Xi-Moy S X, Randall W C, Wurster R D
Department of Physiology, Loyola University Medical Center, Maywood, Illinois 60153.
J Auton Nerv Syst. 1993 Mar;42(3):201-13. doi: 10.1016/0165-1838(93)90365-2.
Nicotinic and muscarinic mediated synaptic mechanisms were investigated in isolated, canine intracardiac ganglia taken from the right atrial fat pad. Using conventional intracellular microelectrode recording techniques on 216 neurons, fast and slow synaptic potentials were evoked by single or trains of stimulation of presynaptic fibers in interganglionic nerves. By varying the stimulus intensity, single or multiple fast excitatory postsynaptic potentials (f-EPSPs) were evoked, indicating the convergence of synaptic inputs on these cells. These f-EPSPs often reached the action potential threshold, were enhanced by the acetylcholinesterase inhibitor physostigmine and were blocked by the nicotinic antagonist hexamethonium. The f-EPSPs were accompanied by a decreased input resistance and had an extrapolated reversal potential of -7.1 mV, suggesting increased conductances to more than one cation. Repetitive presynaptic stimulation evoked slow excitatory postsynaptic potentials (s-EPSPs) in 41% of the cells while slow inhibitory postsynaptic potentials (s-IPSPs) or s-IPSPs followed by s-EPSPs were evoked in 19% of the cells. All slow potentials were abolished by atropine and low Ca2+/high Mg2+ solutions and enhanced by physostigmine.
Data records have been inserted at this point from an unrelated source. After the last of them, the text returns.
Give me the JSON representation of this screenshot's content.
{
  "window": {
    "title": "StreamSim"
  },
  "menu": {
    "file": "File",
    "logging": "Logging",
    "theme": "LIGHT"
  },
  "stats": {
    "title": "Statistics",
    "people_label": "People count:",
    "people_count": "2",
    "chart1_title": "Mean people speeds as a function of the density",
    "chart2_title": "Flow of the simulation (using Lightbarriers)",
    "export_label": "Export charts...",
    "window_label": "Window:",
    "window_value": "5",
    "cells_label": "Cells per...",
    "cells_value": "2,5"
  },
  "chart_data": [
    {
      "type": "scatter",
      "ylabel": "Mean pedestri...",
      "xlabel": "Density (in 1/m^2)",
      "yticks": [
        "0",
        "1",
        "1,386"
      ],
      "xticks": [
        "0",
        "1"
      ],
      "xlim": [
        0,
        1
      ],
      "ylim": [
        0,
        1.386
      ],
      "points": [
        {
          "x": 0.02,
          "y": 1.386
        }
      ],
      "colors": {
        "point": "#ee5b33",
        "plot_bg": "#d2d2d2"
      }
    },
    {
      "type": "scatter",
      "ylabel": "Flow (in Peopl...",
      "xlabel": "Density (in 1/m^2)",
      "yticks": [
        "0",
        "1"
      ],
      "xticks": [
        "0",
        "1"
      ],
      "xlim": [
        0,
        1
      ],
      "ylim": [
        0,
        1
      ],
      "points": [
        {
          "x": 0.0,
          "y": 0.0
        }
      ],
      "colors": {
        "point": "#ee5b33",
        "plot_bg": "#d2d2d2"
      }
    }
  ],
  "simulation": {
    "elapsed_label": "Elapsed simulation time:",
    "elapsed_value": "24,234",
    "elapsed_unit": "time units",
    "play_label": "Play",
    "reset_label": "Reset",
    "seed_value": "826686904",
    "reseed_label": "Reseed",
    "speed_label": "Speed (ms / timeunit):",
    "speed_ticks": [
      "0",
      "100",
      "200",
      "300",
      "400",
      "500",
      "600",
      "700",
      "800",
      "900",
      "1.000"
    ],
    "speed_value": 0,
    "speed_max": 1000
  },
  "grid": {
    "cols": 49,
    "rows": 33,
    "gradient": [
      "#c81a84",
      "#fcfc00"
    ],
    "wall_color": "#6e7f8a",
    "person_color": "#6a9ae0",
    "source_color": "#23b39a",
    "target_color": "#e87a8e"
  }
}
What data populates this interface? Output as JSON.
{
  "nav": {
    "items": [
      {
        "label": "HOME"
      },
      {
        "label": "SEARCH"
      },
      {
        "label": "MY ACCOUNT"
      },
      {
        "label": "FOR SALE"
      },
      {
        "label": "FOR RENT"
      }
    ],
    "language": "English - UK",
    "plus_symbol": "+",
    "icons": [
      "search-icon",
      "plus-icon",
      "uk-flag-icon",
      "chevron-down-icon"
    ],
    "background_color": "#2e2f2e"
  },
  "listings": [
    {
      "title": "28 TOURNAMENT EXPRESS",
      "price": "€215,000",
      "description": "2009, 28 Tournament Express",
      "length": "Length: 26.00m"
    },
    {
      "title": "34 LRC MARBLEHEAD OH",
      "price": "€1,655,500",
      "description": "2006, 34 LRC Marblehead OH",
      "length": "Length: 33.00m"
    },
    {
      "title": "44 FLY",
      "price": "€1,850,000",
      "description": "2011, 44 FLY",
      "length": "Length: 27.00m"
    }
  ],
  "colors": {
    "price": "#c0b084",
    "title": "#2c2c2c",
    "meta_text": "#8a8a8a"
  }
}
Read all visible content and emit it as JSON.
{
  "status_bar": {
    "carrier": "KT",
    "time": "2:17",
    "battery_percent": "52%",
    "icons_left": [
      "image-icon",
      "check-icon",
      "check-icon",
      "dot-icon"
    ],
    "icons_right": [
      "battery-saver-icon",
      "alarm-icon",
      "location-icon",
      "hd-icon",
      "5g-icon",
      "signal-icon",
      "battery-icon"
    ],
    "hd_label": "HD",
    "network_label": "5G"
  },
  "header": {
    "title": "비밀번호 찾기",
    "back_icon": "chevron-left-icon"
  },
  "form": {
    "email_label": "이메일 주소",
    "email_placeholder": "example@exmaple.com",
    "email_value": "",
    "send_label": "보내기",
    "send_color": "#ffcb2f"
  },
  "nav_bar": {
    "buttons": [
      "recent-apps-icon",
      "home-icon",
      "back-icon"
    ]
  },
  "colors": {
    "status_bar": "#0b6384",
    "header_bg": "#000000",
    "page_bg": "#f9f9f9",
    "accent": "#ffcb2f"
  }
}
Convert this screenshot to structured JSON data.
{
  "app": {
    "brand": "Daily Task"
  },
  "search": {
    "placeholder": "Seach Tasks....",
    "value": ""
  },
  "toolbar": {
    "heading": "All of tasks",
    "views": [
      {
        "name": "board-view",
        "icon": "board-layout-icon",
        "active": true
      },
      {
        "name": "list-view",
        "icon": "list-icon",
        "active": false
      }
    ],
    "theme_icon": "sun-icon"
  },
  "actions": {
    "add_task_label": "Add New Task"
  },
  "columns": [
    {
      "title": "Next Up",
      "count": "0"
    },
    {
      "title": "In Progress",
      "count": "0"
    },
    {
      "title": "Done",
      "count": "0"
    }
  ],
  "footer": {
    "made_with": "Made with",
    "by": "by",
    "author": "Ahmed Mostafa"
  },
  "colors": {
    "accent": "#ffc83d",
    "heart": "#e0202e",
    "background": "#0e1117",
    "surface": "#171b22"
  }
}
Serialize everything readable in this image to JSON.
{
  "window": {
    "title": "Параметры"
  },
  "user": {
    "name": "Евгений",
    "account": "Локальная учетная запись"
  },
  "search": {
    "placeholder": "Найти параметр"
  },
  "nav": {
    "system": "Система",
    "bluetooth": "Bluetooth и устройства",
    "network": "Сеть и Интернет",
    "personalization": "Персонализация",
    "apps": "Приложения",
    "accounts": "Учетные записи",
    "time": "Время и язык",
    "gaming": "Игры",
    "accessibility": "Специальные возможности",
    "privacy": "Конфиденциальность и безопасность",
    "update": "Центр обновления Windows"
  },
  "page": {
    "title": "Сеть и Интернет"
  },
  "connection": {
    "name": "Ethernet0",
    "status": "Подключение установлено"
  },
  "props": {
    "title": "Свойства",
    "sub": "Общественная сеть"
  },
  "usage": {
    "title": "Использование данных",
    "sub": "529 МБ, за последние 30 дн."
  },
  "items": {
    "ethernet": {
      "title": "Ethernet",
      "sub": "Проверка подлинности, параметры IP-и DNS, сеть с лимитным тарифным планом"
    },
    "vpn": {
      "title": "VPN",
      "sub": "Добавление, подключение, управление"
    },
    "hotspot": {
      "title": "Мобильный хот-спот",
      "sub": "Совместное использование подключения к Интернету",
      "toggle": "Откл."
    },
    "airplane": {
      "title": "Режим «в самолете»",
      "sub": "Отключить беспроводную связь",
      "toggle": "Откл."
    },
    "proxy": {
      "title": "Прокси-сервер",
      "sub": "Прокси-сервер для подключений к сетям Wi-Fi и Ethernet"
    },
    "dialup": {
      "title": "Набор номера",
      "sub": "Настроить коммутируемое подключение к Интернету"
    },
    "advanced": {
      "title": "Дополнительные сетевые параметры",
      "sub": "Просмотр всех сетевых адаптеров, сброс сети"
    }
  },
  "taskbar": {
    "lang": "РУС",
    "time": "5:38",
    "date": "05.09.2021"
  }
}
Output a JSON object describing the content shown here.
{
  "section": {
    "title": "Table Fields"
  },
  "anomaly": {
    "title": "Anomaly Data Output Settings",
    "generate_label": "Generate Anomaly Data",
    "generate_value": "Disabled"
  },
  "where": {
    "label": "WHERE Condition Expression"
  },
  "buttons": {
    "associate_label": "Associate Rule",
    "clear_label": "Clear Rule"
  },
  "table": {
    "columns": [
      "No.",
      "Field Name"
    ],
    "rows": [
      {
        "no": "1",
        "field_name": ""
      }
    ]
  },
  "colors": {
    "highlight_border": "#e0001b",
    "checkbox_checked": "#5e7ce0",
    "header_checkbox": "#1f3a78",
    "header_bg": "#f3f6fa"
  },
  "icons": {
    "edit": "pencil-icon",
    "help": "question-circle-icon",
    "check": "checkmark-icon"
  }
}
Hexamethonium and adrenergic receptor antagonists had no effects on s-EPSP and s-IPSP. The M1 receptor antagonist pirenzepine reversibly blocked the s-EPSP but not the s-IPSP. On the other hand, the M2 receptor blocker 4-diphenyl-acetoxy-N-methyl piperidine methiodide (4-DAMP) had no effects on the s-EPSP. These observations suggest that s-EPSPs and s-EPSPs are mediated by distinct muscarinic receptors. The amplitude of the s-EPSP and the depolarization evoked by the muscarinic agonist, bethanechol were accompanied by increased input resistance. These responses were decreased in amplitude by membrane hyperpolarization and either reversed polarity or declined to zero amplitude at about -80 mV, suggesting the inhibition of a potassium conductance.
在取自右心房脂肪垫的离体犬心内神经节中,对烟碱能和毒蕈碱能介导的突触机制进行了研究。运用传统的细胞内微电极记录技术,对216个神经元进行记录,通过对神经节间神经中突触前纤维进行单次或串刺激,诱发快速和慢速突触电位。通过改变刺激强度,诱发了单个或多个快速兴奋性突触后电位(f-EPSP),表明这些细胞上存在突触输入的汇聚。这些f-EPSP常达到动作电位阈值,被乙酰胆碱酯酶抑制剂毒扁豆碱增强,并被烟碱拮抗剂六甲铵阻断。f-EPSP伴随着输入电阻降低,其外推反转电位为-7.1 mV,提示对一种以上阳离子的电导增加。重复突触前刺激在41%的细胞中诱发了慢速兴奋性突触后电位(s-EPSP),而在19%的细胞中诱发了慢速抑制性突触后电位(s-IPSP)或继之以s-EPSP的s-IPSP。所有慢速电位均被阿托品和低钙/高镁溶液消除,并被毒扁豆碱增强。六甲铵和肾上腺素能受体拮抗剂对s-EPSP和s-IPSP无影响。M1受体拮抗剂哌仑西平可逆性阻断s-EPSP,但不阻断s-IPSP。另一方面,M2受体阻滞剂4-二苯基乙酰氧基-N-甲基哌啶甲基碘化物(4-DAMP)对s-EPSP无影响。这些观察结果表明,s-EPSP和s-EPSP由不同的毒蕈碱受体介导。s-EPSP的幅度以及毒蕈碱激动剂氨甲酰甲胆碱诱发的去极化伴随着输入电阻增加。这些反应的幅度因膜超极化而降低,要么极性反转,要么在约-80 mV时幅度降至零,提示钾电导受到抑制。